Tracy L. Barnett is a doctoral candidate at the University of Georgia. Her dissertation analyzes the historical origins of America’s gun culture and its relationship to white supremacist ideology. She teaches history at Loyola University Maryland.

Notes

1. Emphasis in original. John Russell Bartlett, Dictionary of Americanisms: A Glossary of Words and Phrases Usually Regarded as Peculiar to the United States, Fourth Edition (Boston, 1877), 324.
2. Harper’s Weekly, October 17, 1863.
3. For more on Sarah Josepha Hale, see Patricia Okker, Our Sister Editors: Sarah J. Hale and the Tradition of Nineteenth-century American Women Editors (Athens, 1995).
4. Ruth E. Finley, The Lady of Godey’s, Sarah Josepha Hale (Philadelphia, 1931), 196.
5. “Editor’s Table,” Godey’s Lady’s Book and Magazine, Vol. XLV (October 1852): 388.
6. “Editor’s Table: Our Thanksgiving Union,” Godey’s Lady’s Book and Magazine, Vol. LIX (November 1859): 466.
7. Sarah J. Hale to Abraham Lincoln, September 28, 1863, Series 1. General Correspondence, 1833-1916, Abraham Lincoln Papers, Library of Congress.
8. Sarah J. Hale, Northwood: Or, a Tale of New England, Vol. I (Boston, 1828), 109–110.
9. Asa Bean Letter, November 27, 1862, Bean family letters, 1862–1863, Iowa Digital Library.
10. Joseph Barlow to Ellen Barlow, December 2, 1862, Joseph Barlow Collection, U.S. Army Military History Institute (USAMHI), Carlisle, Pennsylvania.
11. Jairus Hammond to Abby Putnam, December 24, 1864, Jairus Hammond Collection, USAMHI.
12. Meshach P. Larry to Phebe Larry, December 9, 1862, Meshach P. Larry Collection, USAMHI.
13. South-Carolina Gazette, December 22, 1739, as cited in “Johnnycake,” Oxford English Dictionary (2019).
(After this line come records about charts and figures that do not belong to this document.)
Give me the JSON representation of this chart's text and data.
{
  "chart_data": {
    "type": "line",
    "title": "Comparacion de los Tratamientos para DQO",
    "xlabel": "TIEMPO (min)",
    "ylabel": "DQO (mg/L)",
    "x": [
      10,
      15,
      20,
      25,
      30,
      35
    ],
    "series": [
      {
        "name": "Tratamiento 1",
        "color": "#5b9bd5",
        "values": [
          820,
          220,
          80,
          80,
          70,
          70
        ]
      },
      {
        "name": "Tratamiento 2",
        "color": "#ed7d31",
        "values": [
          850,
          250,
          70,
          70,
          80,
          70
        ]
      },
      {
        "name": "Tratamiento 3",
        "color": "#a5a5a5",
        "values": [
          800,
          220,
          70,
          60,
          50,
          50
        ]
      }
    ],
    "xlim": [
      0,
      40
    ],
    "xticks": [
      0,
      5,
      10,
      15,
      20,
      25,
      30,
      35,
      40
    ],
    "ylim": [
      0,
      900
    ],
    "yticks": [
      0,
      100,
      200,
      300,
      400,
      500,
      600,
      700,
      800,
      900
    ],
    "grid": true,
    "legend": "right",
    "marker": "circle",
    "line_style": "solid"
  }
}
14. Emphasis in original. John Russell Bartlett, Dictionary of Americanisms: A Glossary of Words and Phrases Usually Regarded as Peculiar to the United States, First Edition (New York, 1848), 402.
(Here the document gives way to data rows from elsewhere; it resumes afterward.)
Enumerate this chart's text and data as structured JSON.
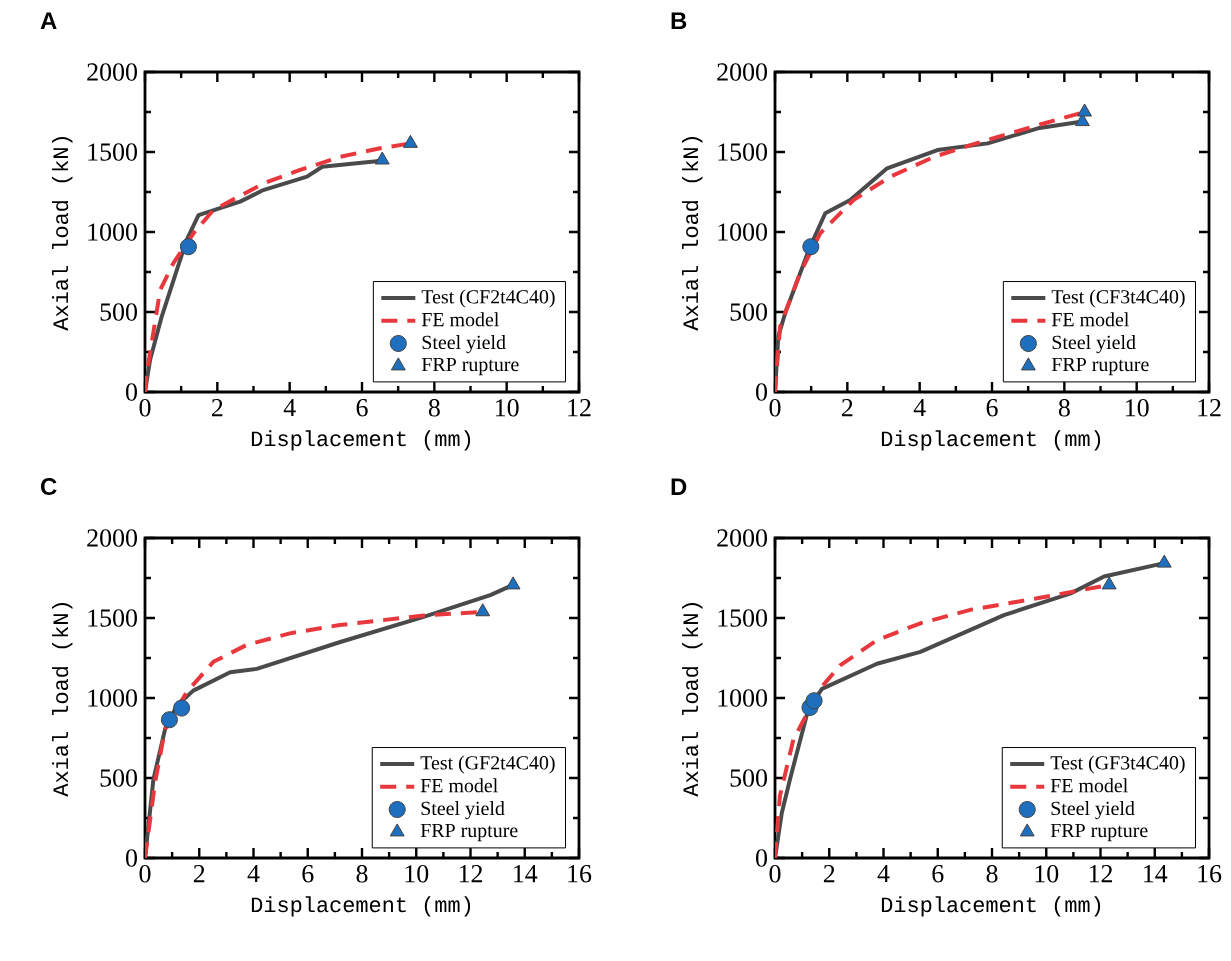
{
  "chart_data": [
    {
      "type": "line",
      "title": "A",
      "xlabel": "Displacement (mm)",
      "ylabel": "Axial load (kN)",
      "xlim": [
        0,
        12
      ],
      "ylim": [
        0,
        2000
      ],
      "xticks": [
        0,
        2,
        4,
        6,
        8,
        10,
        12
      ],
      "yticks": [
        0,
        500,
        1000,
        1500,
        2000
      ],
      "legend": "bottom right",
      "series": [
        {
          "name": "Test (CF2t4C40)",
          "type": "line",
          "color": "#4a4a4a",
          "line_style": "solid",
          "marker": "none",
          "x": [
            0,
            0.14,
            0.46,
            1.15,
            1.48,
            2.63,
            3.27,
            4.48,
            4.9,
            6.33,
            6.56
          ],
          "values": [
            0,
            200,
            470,
            950,
            1106,
            1190,
            1262,
            1346,
            1408,
            1440,
            1450
          ]
        },
        {
          "name": "FE model",
          "type": "line",
          "color": "#e8383d",
          "line_style": "dashed",
          "marker": "none",
          "x": [
            0,
            0.05,
            0.42,
            0.78,
            1.34,
            1.89,
            3.28,
            4.29,
            5.4,
            6.5,
            7.34
          ],
          "values": [
            0,
            118,
            637,
            804,
            992,
            1137,
            1304,
            1388,
            1470,
            1523,
            1554
          ]
        },
        {
          "name": "Steel yield",
          "type": "scatter",
          "color": "#1f6fbf",
          "marker": "circle",
          "x": [
            1.2
          ],
          "values": [
            908
          ]
        },
        {
          "name": "FRP rupture",
          "type": "scatter",
          "color": "#1f6fbf",
          "marker": "triangle",
          "x": [
            6.56,
            7.34
          ],
          "values": [
            1450,
            1554
          ]
        }
      ]
    },
    {
      "type": "line",
      "title": "B",
      "xlabel": "Displacement (mm)",
      "ylabel": "Axial load (kN)",
      "xlim": [
        0,
        12
      ],
      "ylim": [
        0,
        2000
      ],
      "xticks": [
        0,
        2,
        4,
        6,
        8,
        10,
        12
      ],
      "yticks": [
        0,
        500,
        1000,
        1500,
        2000
      ],
      "legend": "bottom right",
      "series": [
        {
          "name": "Test (CF3t4C40)",
          "type": "line",
          "color": "#4a4a4a",
          "line_style": "solid",
          "marker": "none",
          "x": [
            0,
            0.09,
            0.28,
            0.97,
            1.39,
            2.08,
            3.1,
            4.49,
            5.88,
            7.27,
            8.5
          ],
          "values": [
            0,
            346,
            492,
            908,
            1117,
            1200,
            1398,
            1512,
            1554,
            1648,
            1690
          ]
        },
        {
          "name": "FE model",
          "type": "line",
          "color": "#e8383d",
          "line_style": "dashed",
          "marker": "none",
          "x": [
            0,
            0.14,
            0.69,
            1.25,
            2.17,
            3.19,
            4.4,
            5.42,
            7.27,
            8.56
          ],
          "values": [
            0,
            408,
            742,
            992,
            1200,
            1346,
            1470,
            1544,
            1668,
            1750
          ]
        },
        {
          "name": "Steel yield",
          "type": "scatter",
          "color": "#1f6fbf",
          "marker": "circle",
          "x": [
            0.99
          ],
          "values": [
            908
          ]
        },
        {
          "name": "FRP rupture",
          "type": "scatter",
          "color": "#1f6fbf",
          "marker": "triangle",
          "x": [
            8.5,
            8.56
          ],
          "values": [
            1690,
            1750
          ]
        }
      ]
    },
    {
      "type": "line",
      "title": "C",
      "xlabel": "Displacement (mm)",
      "ylabel": "Axial load (kN)",
      "xlim": [
        0,
        16
      ],
      "ylim": [
        0,
        2000
      ],
      "xticks": [
        0,
        2,
        4,
        6,
        8,
        10,
        12,
        14,
        16
      ],
      "yticks": [
        0,
        500,
        1000,
        1500,
        2000
      ],
      "legend": "bottom right",
      "series": [
        {
          "name": "Test (GF2t4C40)",
          "type": "line",
          "color": "#4a4a4a",
          "line_style": "solid",
          "marker": "none",
          "x": [
            0,
            0.31,
            0.74,
            1.17,
            1.78,
            3.14,
            4.12,
            7.2,
            10.27,
            12.73,
            13.57
          ],
          "values": [
            0,
            491,
            805,
            951,
            1046,
            1161,
            1182,
            1350,
            1507,
            1643,
            1707
          ]
        },
        {
          "name": "FE model",
          "type": "line",
          "color": "#e8383d",
          "line_style": "dashed",
          "marker": "none",
          "x": [
            0,
            0.37,
            0.74,
            1.54,
            2.52,
            3.74,
            5.34,
            7.18,
            10.26,
            12.45
          ],
          "values": [
            0,
            470,
            805,
            1038,
            1226,
            1331,
            1404,
            1456,
            1515,
            1539
          ]
        },
        {
          "name": "Steel yield",
          "type": "scatter",
          "color": "#1f6fbf",
          "marker": "circle",
          "x": [
            0.9,
            1.35
          ],
          "values": [
            864,
            937
          ]
        },
        {
          "name": "FRP rupture",
          "type": "scatter",
          "color": "#1f6fbf",
          "marker": "triangle",
          "x": [
            12.45,
            13.57
          ],
          "values": [
            1539,
            1707
          ]
        }
      ]
    },
    {
      "type": "line",
      "title": "D",
      "xlabel": "Displacement (mm)",
      "ylabel": "Axial load (kN)",
      "xlim": [
        0,
        16
      ],
      "ylim": [
        0,
        2000
      ],
      "xticks": [
        0,
        2,
        4,
        6,
        8,
        10,
        12,
        14,
        16
      ],
      "yticks": [
        0,
        500,
        1000,
        1500,
        2000
      ],
      "legend": "bottom right",
      "series": [
        {
          "name": "Test (GF3t4C40)",
          "type": "line",
          "color": "#4a4a4a",
          "line_style": "solid",
          "marker": "none",
          "x": [
            0,
            0.25,
            0.55,
            1.23,
            1.73,
            3.76,
            5.36,
            8.44,
            10.9,
            12.13,
            14.35
          ],
          "values": [
            0,
            281,
            491,
            931,
            1057,
            1214,
            1288,
            1518,
            1654,
            1759,
            1843
          ]
        },
        {
          "name": "FE model",
          "type": "line",
          "color": "#e8383d",
          "line_style": "dashed",
          "marker": "none",
          "x": [
            0,
            0.18,
            0.68,
            1.7,
            2.4,
            3.76,
            5.36,
            7.2,
            9.67,
            12.32
          ],
          "values": [
            0,
            387,
            742,
            1065,
            1204,
            1362,
            1467,
            1551,
            1623,
            1707
          ]
        },
        {
          "name": "Steel yield",
          "type": "scatter",
          "color": "#1f6fbf",
          "marker": "circle",
          "x": [
            1.29,
            1.44
          ],
          "values": [
            941,
            983
          ]
        },
        {
          "name": "FRP rupture",
          "type": "scatter",
          "color": "#1f6fbf",
          "marker": "triangle",
          "x": [
            12.32,
            14.35
          ],
          "values": [
            1707,
            1843
          ]
        }
      ]
    }
  ]
}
15. Bartlett, Dictionary of Americanisms, Fourth, 324; “Johnnycake,” Oxford English Dictionary (2019).
16. Norman Markham to Eunice Markham, March 20, 1863, N.G. Markham Papers, 1854–1905, the Filson Historical Society, Louisville, Kentucky.
17. Note of caution: The author has not tried out any of these recipes. “Cakes Made With Indian Corn-Meal,” Godey’s Lady’s Book and Magazine, Vol. LXXXIV, No. 499 (January 1874): 91–92.
18. “Yankee Johnny Cake,” Godey’s Lady’s Book and Magazine, Vol. CIV, No. 620 (February 1882): 185.